An eggshell-structured N-doped silicon composite anode with high anti-pulverization and favorable electronic conductivity

Silicon is the most promising anode alternative for the next generation of lithium-ion batteries. However, the capacity of Si anodes quickly fades because of its large volume change during lithiation/delithiation, which heavily prevents its practical use. To alleviate this problem, herein, we design and prepare a microscale N-doped Si composite that has an eggshell structure. Mechanical milling of the sintered Si-xLiNH(2) mixtures under a CO2 atmosphere leads to the successful in situ creation of a similar to 10 nm thick amorphous Li2CO3 and SiOx shell containing well-dispersed Si3N4 nanocrystals on the surface of Si microparticles. The fine and dispersed Si3N4 nanocrystals significantly enhance the mechanical properties of the amorphous shell, providing it with remarkable hardness and toughness, consequently hindering the pulverization of the micro-Si particles during lithiation/delithiation.

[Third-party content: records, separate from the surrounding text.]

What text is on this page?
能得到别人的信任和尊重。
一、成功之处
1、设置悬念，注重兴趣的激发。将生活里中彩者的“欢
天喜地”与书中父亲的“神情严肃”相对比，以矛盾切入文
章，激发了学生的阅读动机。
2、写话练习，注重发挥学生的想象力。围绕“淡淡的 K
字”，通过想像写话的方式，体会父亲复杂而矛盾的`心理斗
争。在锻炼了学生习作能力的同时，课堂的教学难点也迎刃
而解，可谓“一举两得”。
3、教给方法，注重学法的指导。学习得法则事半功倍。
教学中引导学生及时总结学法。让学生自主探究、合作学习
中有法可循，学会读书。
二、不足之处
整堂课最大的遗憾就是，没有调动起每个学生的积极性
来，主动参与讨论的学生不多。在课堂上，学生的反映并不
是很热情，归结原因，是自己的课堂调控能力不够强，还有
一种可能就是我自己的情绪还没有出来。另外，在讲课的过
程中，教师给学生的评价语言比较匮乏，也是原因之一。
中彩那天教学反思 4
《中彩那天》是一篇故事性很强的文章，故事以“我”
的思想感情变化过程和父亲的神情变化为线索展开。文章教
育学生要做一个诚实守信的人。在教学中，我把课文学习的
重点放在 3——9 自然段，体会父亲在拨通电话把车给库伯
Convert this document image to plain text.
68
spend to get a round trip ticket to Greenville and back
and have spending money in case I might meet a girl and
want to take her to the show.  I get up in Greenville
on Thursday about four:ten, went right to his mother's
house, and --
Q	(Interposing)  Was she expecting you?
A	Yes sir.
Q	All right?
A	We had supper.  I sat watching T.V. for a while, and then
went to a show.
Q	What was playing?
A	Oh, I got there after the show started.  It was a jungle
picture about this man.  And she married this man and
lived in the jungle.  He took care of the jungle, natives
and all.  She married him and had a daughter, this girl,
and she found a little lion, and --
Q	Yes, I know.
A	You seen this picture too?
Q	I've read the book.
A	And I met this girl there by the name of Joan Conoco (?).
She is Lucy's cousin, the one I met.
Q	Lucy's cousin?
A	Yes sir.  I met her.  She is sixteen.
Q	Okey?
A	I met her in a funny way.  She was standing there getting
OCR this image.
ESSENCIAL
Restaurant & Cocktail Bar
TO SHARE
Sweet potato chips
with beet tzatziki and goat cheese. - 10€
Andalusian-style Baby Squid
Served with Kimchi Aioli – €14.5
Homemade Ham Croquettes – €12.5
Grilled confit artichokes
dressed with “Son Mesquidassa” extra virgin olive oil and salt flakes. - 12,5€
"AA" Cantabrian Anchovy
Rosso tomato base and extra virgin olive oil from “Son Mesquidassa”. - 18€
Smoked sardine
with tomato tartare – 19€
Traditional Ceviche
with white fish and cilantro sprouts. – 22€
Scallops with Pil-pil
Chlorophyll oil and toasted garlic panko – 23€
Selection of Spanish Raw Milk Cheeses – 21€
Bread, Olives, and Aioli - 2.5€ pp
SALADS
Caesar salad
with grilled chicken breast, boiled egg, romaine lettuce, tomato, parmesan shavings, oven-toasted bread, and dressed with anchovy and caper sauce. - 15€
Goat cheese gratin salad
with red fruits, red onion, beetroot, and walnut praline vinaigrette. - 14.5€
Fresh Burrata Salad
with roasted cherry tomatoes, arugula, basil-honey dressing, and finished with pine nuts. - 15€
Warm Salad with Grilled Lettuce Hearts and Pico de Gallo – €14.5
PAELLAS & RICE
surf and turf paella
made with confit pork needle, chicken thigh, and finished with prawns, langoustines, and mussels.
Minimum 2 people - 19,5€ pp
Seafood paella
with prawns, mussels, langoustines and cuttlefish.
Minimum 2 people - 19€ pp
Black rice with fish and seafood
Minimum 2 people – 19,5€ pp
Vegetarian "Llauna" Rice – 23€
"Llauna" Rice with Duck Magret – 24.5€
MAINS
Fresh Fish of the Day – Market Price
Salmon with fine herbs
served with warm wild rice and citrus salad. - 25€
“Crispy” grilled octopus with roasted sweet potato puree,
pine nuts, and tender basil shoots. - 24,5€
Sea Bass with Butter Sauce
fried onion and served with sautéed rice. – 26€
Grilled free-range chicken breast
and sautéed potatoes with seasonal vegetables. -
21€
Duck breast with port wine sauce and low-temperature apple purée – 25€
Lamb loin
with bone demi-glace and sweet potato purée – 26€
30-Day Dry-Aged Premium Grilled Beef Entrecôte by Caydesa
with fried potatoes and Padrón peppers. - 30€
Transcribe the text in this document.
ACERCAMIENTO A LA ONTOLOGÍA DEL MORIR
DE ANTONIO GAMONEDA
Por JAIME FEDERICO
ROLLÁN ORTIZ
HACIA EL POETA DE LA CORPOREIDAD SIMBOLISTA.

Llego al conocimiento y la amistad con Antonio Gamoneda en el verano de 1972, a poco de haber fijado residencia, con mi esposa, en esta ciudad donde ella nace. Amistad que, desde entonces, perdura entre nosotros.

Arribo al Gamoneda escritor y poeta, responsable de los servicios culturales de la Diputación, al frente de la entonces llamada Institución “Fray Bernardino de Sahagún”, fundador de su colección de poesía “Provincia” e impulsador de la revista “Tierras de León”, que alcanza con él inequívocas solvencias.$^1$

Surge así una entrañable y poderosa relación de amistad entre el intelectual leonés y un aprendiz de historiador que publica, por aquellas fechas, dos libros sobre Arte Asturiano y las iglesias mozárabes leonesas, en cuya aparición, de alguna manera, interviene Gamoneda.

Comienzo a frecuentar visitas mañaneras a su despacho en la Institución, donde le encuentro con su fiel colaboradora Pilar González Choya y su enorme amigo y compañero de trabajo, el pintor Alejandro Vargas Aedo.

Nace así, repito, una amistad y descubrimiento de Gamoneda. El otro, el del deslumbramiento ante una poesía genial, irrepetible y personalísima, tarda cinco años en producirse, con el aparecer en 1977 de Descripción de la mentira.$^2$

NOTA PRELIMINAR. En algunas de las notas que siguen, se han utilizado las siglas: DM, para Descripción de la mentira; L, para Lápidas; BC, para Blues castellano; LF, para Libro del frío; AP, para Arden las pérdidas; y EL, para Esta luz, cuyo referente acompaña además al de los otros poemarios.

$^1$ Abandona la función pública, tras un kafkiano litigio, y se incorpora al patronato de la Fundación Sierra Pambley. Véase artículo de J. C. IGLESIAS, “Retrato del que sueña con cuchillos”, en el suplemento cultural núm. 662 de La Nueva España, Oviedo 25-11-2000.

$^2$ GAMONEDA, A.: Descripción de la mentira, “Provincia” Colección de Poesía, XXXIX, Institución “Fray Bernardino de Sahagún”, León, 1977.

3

Moreover, doping with N improves the electrical conductivity of the Si composites, and the in situ-formed Li2CO3 contributes to a stable SEI layer on the electrode surface. Thus, the N-doped micro-Si composite with an eggshell structure demonstrates excellent electrochemical properties including a high initial reversible capacity (1820 mA h g(-1)), a reasonable cycle performance (1020 mA h g(-1) after 600 cycles), and a good rate capability (1117 mA h g(-1) at 2000 mA g(-1)).